Vaste sujet ! Hmm, déjà, je suis un joueur de longue date (heu n’écrivez pas « vieux joueur », merci). J’ai commencé dans les années 1970 avec notamment les jeux Parker, les fameuses boîtes allongées aujourd’hui inrangeables, du rêve en boîte pour le petit garçon que j’étais :). J’ai suivi de très près le renouveau des années 90, avec entre autres les jeux Descartes, les boîtes euh multiformes aujourd’hui inrangeables, du rêve en boîte pour le jeune homme que j’étais :). Et puis, les années 2000-2010, tout le chamboulement progressif du monde du jeu avec une inflation de jeux de tous poils (du familial au velu, du thématisé au mécanique), du rêve en boîte pour euh, l’homme très musclé que je suis devenu (ben oui, à force de soulever toutes ces boîtes).

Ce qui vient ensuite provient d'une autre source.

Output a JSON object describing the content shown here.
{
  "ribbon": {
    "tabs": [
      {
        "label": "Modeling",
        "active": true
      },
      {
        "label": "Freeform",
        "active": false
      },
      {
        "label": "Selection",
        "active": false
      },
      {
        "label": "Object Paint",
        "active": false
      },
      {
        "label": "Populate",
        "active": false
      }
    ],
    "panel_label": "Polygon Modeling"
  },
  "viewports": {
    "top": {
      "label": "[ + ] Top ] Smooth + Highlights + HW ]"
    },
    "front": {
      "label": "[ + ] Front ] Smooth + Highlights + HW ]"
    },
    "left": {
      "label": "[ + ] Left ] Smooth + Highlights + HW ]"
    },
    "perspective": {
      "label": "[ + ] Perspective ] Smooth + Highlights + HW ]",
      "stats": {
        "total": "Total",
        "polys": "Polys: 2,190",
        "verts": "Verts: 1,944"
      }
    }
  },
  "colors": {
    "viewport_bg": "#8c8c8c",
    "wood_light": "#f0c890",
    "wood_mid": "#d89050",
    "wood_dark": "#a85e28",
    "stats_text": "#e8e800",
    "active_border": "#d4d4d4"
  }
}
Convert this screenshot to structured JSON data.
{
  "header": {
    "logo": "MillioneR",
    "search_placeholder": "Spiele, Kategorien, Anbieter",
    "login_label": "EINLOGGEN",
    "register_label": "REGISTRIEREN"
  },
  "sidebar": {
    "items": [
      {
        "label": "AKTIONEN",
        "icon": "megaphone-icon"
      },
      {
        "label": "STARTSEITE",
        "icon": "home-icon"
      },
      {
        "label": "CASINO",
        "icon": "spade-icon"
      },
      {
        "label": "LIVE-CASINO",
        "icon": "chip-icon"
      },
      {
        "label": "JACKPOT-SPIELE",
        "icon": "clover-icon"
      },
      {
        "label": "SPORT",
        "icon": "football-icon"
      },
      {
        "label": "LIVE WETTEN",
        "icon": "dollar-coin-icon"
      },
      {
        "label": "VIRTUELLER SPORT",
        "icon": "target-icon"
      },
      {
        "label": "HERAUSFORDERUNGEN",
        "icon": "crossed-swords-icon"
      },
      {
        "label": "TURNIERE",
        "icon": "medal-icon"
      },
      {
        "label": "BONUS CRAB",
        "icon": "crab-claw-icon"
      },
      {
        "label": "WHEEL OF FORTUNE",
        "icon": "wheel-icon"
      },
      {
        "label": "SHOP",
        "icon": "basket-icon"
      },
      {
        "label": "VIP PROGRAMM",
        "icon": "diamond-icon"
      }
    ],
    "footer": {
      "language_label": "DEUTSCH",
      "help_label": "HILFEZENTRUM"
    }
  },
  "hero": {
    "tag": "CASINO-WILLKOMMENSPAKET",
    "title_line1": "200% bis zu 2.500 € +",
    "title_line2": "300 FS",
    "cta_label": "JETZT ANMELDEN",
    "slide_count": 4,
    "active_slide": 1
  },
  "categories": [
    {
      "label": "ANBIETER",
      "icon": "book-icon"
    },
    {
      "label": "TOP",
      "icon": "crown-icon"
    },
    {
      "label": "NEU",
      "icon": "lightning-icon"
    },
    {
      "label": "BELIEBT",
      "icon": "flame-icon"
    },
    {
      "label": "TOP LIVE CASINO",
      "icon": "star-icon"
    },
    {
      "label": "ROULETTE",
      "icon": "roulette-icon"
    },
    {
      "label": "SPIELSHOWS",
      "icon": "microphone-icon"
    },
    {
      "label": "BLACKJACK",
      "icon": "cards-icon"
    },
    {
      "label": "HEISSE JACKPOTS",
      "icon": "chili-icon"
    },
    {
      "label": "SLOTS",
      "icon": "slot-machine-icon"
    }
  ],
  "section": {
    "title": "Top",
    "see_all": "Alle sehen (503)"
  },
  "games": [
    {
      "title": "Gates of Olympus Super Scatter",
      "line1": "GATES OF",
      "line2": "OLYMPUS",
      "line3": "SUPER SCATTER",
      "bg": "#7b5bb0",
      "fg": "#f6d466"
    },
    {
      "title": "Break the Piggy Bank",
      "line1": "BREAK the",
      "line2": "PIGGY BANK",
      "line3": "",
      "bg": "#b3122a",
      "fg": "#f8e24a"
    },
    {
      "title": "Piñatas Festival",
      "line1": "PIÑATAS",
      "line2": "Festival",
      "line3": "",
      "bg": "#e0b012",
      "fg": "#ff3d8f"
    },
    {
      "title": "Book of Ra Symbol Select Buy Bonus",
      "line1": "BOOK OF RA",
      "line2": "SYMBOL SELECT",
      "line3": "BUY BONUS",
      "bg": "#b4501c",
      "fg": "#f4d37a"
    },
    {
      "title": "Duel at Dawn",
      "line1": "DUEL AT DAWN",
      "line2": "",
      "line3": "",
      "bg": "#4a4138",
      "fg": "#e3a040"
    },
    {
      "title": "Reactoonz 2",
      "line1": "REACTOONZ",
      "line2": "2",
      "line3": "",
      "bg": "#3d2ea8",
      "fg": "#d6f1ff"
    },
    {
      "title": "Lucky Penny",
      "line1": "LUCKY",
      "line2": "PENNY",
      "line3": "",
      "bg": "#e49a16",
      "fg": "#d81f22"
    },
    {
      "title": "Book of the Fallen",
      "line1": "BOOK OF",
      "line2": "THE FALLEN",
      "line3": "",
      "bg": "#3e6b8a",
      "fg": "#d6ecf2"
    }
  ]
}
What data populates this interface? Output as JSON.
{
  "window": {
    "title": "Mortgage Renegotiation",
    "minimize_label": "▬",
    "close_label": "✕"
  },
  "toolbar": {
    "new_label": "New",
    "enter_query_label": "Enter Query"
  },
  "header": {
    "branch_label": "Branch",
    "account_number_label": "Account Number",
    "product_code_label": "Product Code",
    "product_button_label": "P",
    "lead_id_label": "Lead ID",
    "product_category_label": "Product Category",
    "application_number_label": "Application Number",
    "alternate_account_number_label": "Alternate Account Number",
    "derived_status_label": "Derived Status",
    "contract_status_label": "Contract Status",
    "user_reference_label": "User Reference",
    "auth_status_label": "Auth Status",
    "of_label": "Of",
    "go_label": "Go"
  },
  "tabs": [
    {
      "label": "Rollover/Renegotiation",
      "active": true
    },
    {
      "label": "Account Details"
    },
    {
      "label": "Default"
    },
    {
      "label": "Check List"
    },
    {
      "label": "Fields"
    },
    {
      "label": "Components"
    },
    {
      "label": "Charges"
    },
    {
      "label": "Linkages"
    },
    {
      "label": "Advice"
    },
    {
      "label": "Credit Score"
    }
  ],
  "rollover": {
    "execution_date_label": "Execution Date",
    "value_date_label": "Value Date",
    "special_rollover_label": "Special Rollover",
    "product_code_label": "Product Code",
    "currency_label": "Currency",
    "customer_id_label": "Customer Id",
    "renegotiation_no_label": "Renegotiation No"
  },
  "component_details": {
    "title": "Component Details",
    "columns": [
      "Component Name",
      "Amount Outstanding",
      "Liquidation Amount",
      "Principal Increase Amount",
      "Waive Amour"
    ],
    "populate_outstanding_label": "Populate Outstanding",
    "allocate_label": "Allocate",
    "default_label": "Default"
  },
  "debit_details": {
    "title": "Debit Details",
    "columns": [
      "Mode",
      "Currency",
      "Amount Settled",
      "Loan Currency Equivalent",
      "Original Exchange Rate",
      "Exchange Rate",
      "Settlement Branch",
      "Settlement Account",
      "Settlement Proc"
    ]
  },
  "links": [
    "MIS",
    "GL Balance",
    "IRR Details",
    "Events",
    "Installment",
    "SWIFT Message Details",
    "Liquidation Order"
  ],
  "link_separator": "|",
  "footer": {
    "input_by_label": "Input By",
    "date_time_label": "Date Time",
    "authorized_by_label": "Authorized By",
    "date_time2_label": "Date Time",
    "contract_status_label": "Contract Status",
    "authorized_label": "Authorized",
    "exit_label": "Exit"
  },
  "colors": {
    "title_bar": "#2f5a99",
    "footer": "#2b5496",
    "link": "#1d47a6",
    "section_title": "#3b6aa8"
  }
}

Et où vont vos préférences ?
Aujourd’hui, j’apprécie surtout les jeux aux thématiques fortes et porteuses, qui en prime font un peu mal à la tête^^. Je suis quasi aaatchllérgique aux jeux de hasard, abstraits ou trop mathématiques. Pour moi, un jeu est intéressant quand le joueur y met de lui-même, quand ce qui se passe dans le jeu dépend de ce que chacun décide de faire parmi plusieurs possibilités ; bref un jeu me plaît lorsqu’il faut agir le plus finement possible et non subir le jeu par manque de richesse ou une trop grande part d’aléa. Pour qu’un jeu m’attire, le thème et le type de jeu passent généralement en premiers, viennent ensuite mécaniques et esthétique, mais c’est un tout, une alchimie. Pour mieux situer, disons que j’apprécie particulièrement les jeux incluant gestion, stratégie, imagination, réflexion, précision, évolution, astuce, malice…
Alors ça donne quoi comme piliers pour votre ludothèque ? On veut des noms !
Parmi mes jeux préférés : Le Trône de Fer JCE, Archipelago, Troyes, Tzolk’in, Agricola, Settlers, Nations, Railroad Révolution, Robinson Crusoé, Andor, plus – hum – un paquet d’autres^^.
Vous me disiez que vous avez crée votre maison d’édition car vous aviez envie d’être… Auteur.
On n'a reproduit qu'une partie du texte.